The coast is clear; the crew has its target squarely in its sights. The operators fire the EMDS, successfully detonating the mine.
This trial by the Republic of Singapore Navy's (RSN's) 6th Flotilla on 29 Jan marked its first successful neutralisation of a simulated underwater threat by a USV – the first of its kind in the world.
Charting a new course
The development of such unmanned capabilities is one of the RSN's key focus areas as part of a recent restructuring to strengthen its capabilities.
Under the new structure, 6th Flotilla will helm the development and deployment of unmanned surface and underwater craft.

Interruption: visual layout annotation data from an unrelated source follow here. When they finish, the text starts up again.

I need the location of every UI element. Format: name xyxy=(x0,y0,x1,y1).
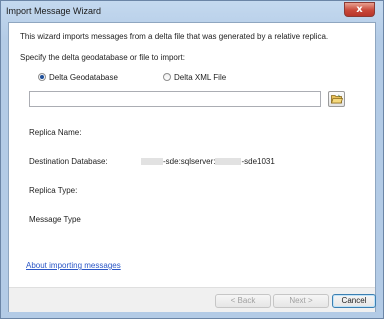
button-bar: < Back Next > Cancel xyxy=(9,287,376,312)
next-button[interactable]: Next > xyxy=(273,294,329,308)
radio-delta-geodatabase[interactable]: Delta Geodatabase xyxy=(38,72,148,84)
intro-text: This wizard imports messages from a delt… xyxy=(20,32,329,41)
replica-name-label: Replica Name: xyxy=(29,128,82,137)
radio-indicator-unselected[interactable] xyxy=(163,73,171,81)
back-button[interactable]: < Back xyxy=(215,294,271,308)
window-title: Import Message Wizard xyxy=(6,6,102,16)
destination-database-value: -sde:sqlserver: -sde1031 xyxy=(141,157,275,166)
redacted-block xyxy=(141,158,163,166)
wizard-window: Import Message Wizard x This wizard impo… xyxy=(0,0,384,319)
destination-database-label: Destination Database: xyxy=(29,157,108,166)
radio-label: Delta Geodatabase xyxy=(49,73,118,82)
destination-value-part1: -sde:sqlserver: xyxy=(163,157,216,166)
about-importing-messages-link[interactable]: About importing messages xyxy=(26,261,121,270)
close-icon: x xyxy=(356,4,363,15)
title-bar[interactable]: Import Message Wizard x xyxy=(1,1,383,23)
source-prompt: Specify the delta geodatabase or file to… xyxy=(20,53,185,62)
delta-path-input[interactable] xyxy=(29,91,321,107)
radio-indicator-selected[interactable] xyxy=(38,73,46,81)
radio-label: Delta XML File xyxy=(174,73,227,82)
browse-button[interactable] xyxy=(328,91,345,107)
cancel-button[interactable]: Cancel xyxy=(332,294,376,308)
wizard-body: This wizard imports messages from a delt… xyxy=(8,22,376,312)
message-type-label: Message Type xyxy=(29,215,81,224)
open-folder-icon xyxy=(331,94,343,104)
destination-value-part2: -sde1031 xyxy=(241,157,275,166)
redacted-block xyxy=(215,158,242,166)
replica-type-label: Replica Type: xyxy=(29,186,78,195)
radio-delta-xml-file[interactable]: Delta XML File xyxy=(163,72,263,84)
close-button[interactable]: x xyxy=(344,2,375,17)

Chief of Navy Rear-Admiral Aaron Beng officiated the inauguration of the new flotilla in the RSN Flotilla Inauguration Ceremony on 9 Mar.
The RSN is working alongside partners – such as the Defence Science and Technology Agency and DSO National Laboratories – to trial and fine-tune the use of unmanned vessels for maritime security operations, including mine clearance.

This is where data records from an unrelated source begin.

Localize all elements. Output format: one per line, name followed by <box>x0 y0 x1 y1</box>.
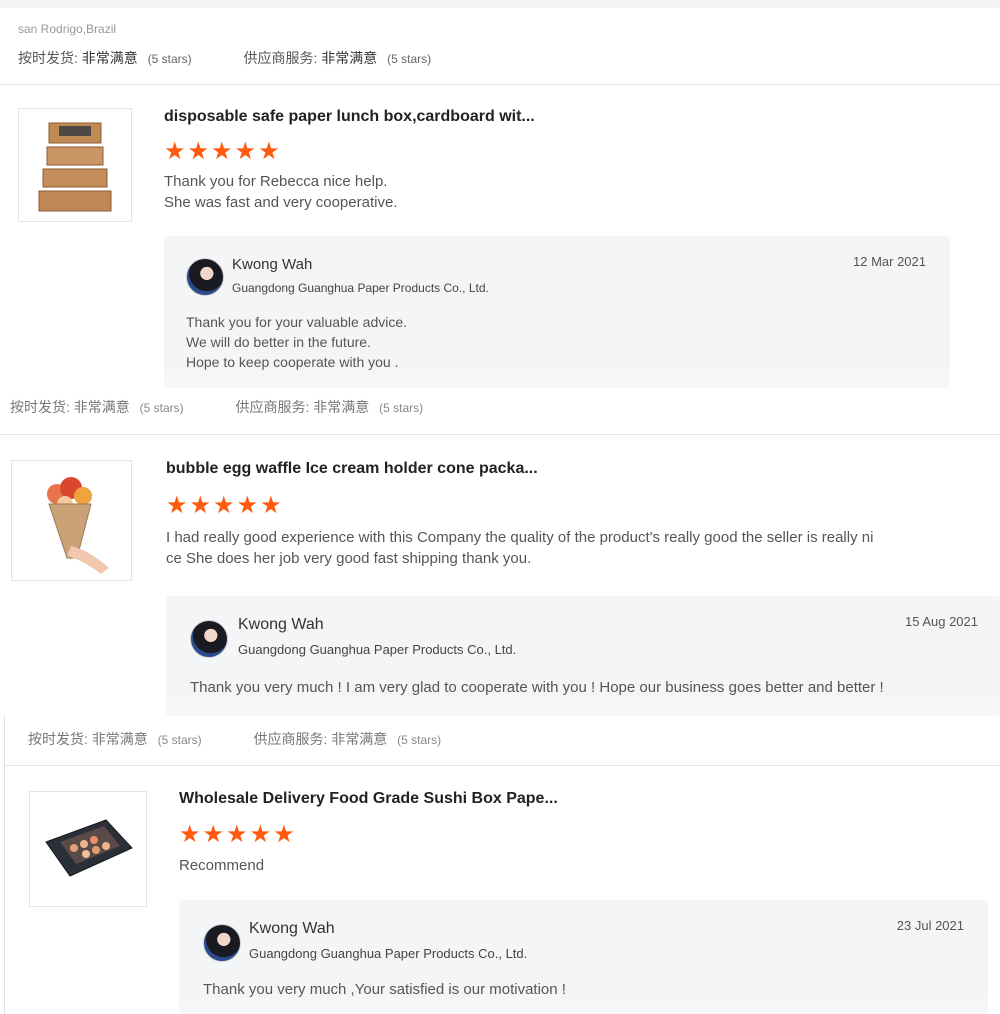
avatar <box>203 924 241 962</box>
product-title[interactable]: Wholesale Delivery Food Grade Sushi Box … <box>179 790 558 808</box>
star-icon: ★ <box>236 492 259 519</box>
reviewer-location: san Rodrigo,Brazil <box>18 22 117 36</box>
rating-row-2: 按时发货: 非常满意 (5 stars) 供应商服务: 非常满意 (5 star… <box>10 397 423 417</box>
review-stars: ★ ★ ★ ★ ★ <box>164 140 280 164</box>
service-value: 非常满意 <box>313 399 370 415</box>
ontime-value: 非常满意 <box>91 731 148 747</box>
reply-date: 15 Aug 2021 <box>904 614 978 629</box>
star-icon: ★ <box>249 821 272 848</box>
reply-text: Thank you for your valuable advice. We w… <box>186 312 407 372</box>
reply-company: Guangdong Guanghua Paper Products Co., L… <box>232 281 489 295</box>
review-stars: ★ ★ ★ ★ ★ <box>166 494 282 518</box>
kraft-box-stack-icon <box>38 122 112 212</box>
star-icon: ★ <box>164 138 186 165</box>
reply-name: Kwong Wah <box>249 920 335 937</box>
service-value: 非常满意 <box>331 731 388 747</box>
ontime-label: 按时发货: <box>18 50 78 66</box>
left-border <box>4 716 5 1014</box>
fade-overlay <box>164 368 950 388</box>
comment-line: ce She does her job very good fast shipp… <box>166 550 532 567</box>
comment-line: She was fast and very cooperative. <box>164 194 398 211</box>
product-title[interactable]: disposable safe paper lunch box,cardboar… <box>164 108 535 126</box>
rating-row-3: 按时发货: 非常满意 (5 stars) 供应商服务: 非常满意 (5 star… <box>28 729 441 749</box>
reply-line: We will do better in the future. <box>186 334 371 350</box>
divider <box>0 84 1000 85</box>
fade-overlay <box>166 696 1000 716</box>
star-icon: ★ <box>226 821 248 848</box>
review-comment: Thank you for Rebecca nice help. She was… <box>164 171 397 213</box>
reply-name: Kwong Wah <box>232 256 313 273</box>
supplier-reply: Kwong Wah Guangdong Guanghua Paper Produ… <box>164 236 950 388</box>
star-icon: ★ <box>234 138 257 165</box>
reply-line: Thank you very much ! I am very glad to … <box>190 679 884 696</box>
star-icon: ★ <box>260 492 282 519</box>
avatar <box>190 620 228 658</box>
product-title[interactable]: bubble egg waffle Ice cream holder cone … <box>166 460 538 478</box>
ontime-label: 按时发货: <box>28 731 88 747</box>
service-value: 非常满意 <box>321 50 378 66</box>
ontime-stars: (5 stars) <box>157 733 202 747</box>
reply-text: Thank you very much ! I am very glad to … <box>190 678 884 698</box>
service-stars: (5 stars) <box>387 52 432 66</box>
star-icon: ★ <box>189 492 212 519</box>
divider <box>0 434 1000 435</box>
reply-date: 12 Mar 2021 <box>853 254 926 269</box>
review-comment: I had really good experience with this C… <box>166 527 966 569</box>
service-stars: (5 stars) <box>379 401 424 415</box>
star-icon: ★ <box>258 138 280 165</box>
service-label: 供应商服务: <box>243 50 318 66</box>
star-icon: ★ <box>211 138 233 165</box>
top-strip <box>0 0 1000 8</box>
rating-row-1: 按时发货: 非常满意 (5 stars) 供应商服务: 非常满意 (5 star… <box>18 48 431 68</box>
divider <box>5 765 1000 766</box>
product-thumbnail[interactable] <box>29 791 147 907</box>
reply-date: 23 Jul 2021 <box>896 918 964 933</box>
comment-line: Recommend <box>179 857 265 874</box>
ontime-value: 非常满意 <box>81 50 138 66</box>
reply-company: Guangdong Guanghua Paper Products Co., L… <box>249 946 528 961</box>
ontime-label: 按时发货: <box>10 399 70 415</box>
comment-line: I had really good experience with this C… <box>166 529 874 546</box>
supplier-reply: Kwong Wah Guangdong Guanghua Paper Produ… <box>179 900 988 1014</box>
star-icon: ★ <box>202 821 225 848</box>
reply-name: Kwong Wah <box>238 616 324 633</box>
reply-line: Thank you for your valuable advice. <box>186 314 408 330</box>
service-stars: (5 stars) <box>397 733 442 747</box>
reply-company: Guangdong Guanghua Paper Products Co., L… <box>238 642 517 657</box>
review-stars: ★ ★ ★ ★ ★ <box>179 823 295 847</box>
fade-overlay <box>179 994 988 1014</box>
product-thumbnail[interactable] <box>11 460 132 581</box>
product-thumbnail[interactable] <box>18 108 132 222</box>
star-icon: ★ <box>187 138 210 165</box>
ontime-value: 非常满意 <box>73 399 130 415</box>
review-comment: Recommend <box>179 855 264 876</box>
star-icon: ★ <box>166 492 188 519</box>
ontime-stars: (5 stars) <box>147 52 192 66</box>
supplier-reply: Kwong Wah Guangdong Guanghua Paper Produ… <box>166 596 1000 716</box>
sushi-box-icon <box>45 819 133 877</box>
service-label: 供应商服务: <box>235 399 310 415</box>
ice-cream-cone-icon <box>46 476 109 574</box>
service-label: 供应商服务: <box>253 731 328 747</box>
ontime-stars: (5 stars) <box>139 401 184 415</box>
star-icon: ★ <box>179 821 201 848</box>
star-icon: ★ <box>213 492 235 519</box>
comment-line: Thank you for Rebecca nice help. <box>164 173 388 190</box>
avatar <box>186 258 224 296</box>
star-icon: ★ <box>273 821 295 848</box>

In the past, all maritime security operations were conducted by manned ships. For example, if sea lanes needed to be cleared of underwater threats like mines, the RSN would deploy its Mine Countermeasure Vessels (MCMVs).
As technology evolved, the EMDS was introduced in 2012 and deployed off the MCMV to keep some distance between the ship and the threat.

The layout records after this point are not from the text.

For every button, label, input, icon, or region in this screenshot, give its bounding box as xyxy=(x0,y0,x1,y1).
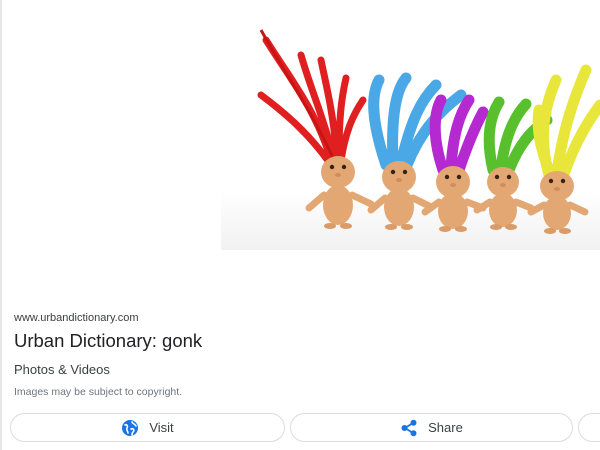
result-title[interactable]: Urban Dictionary: gonk xyxy=(14,330,202,352)
panel-left-border xyxy=(0,0,2,450)
image-preview[interactable] xyxy=(221,0,600,275)
share-icon xyxy=(400,419,418,437)
more-actions-button[interactable] xyxy=(578,413,600,442)
visit-button[interactable]: Visit xyxy=(10,413,285,442)
share-button-label: Share xyxy=(428,420,463,435)
copyright-note: Images may be subject to copyright. xyxy=(14,386,183,398)
result-subtitle: Photos & Videos xyxy=(14,362,110,377)
globe-icon xyxy=(121,419,139,437)
visit-button-label: Visit xyxy=(149,420,174,435)
share-button[interactable]: Share xyxy=(290,413,573,442)
source-url[interactable]: www.urbandictionary.com xyxy=(14,312,139,324)
troll-dolls-image xyxy=(221,29,600,250)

With the introduction of the Mine Countermeasure (MCM) USVs in 2017, the crew is kept entirely ashore, out of harm's way, while the USV investigates and neutralises the underwater threats.
Saving time & manpower
"Having the EMDS launched from an unmanned vessel makes sense because it saves a lot of manpower and time," said Major (MAJ) Sandra Leo, 33, Executive Officer of the MCM Squadron in 6th Flotilla.
Currently, when the EMDS is launched from one of the MCMVs, its crew has to manually deploy the 50kg system with a crane. With the MCM USV, the EMDS can be pre-loaded and launched autonomously.
It takes about 10 minutes to launch the MCM USV with the EMDS to sea for operations, while an MCMV out at sea needs about 30 minutes to prepare and launch.
The adoption of unmanned technology also reduces the manpower needed for such operations. A total of three people – a Mine Hunting Officer and two USV operators – are needed to operate the EMDS from the unmanned control station, compared to a MCMV that has 32 crew on board.
Moving from remote to autonomous
In addition to the MCM USVs, the RSN is trialling the use of USVs for maritime security to conduct round-the-clock patrols as well as investigate and intercept suspicious vessels in Singapore waters.
Sea trials for these self-driving Maritime Security USVs will be completed by the end of this year.
To MAJ Leo, it is a privilege to be part of this project: "It's an exciting time to be in 6th Flotilla – we are pushing boundaries and realising dreams as we write the next chapter for our unmanned journey."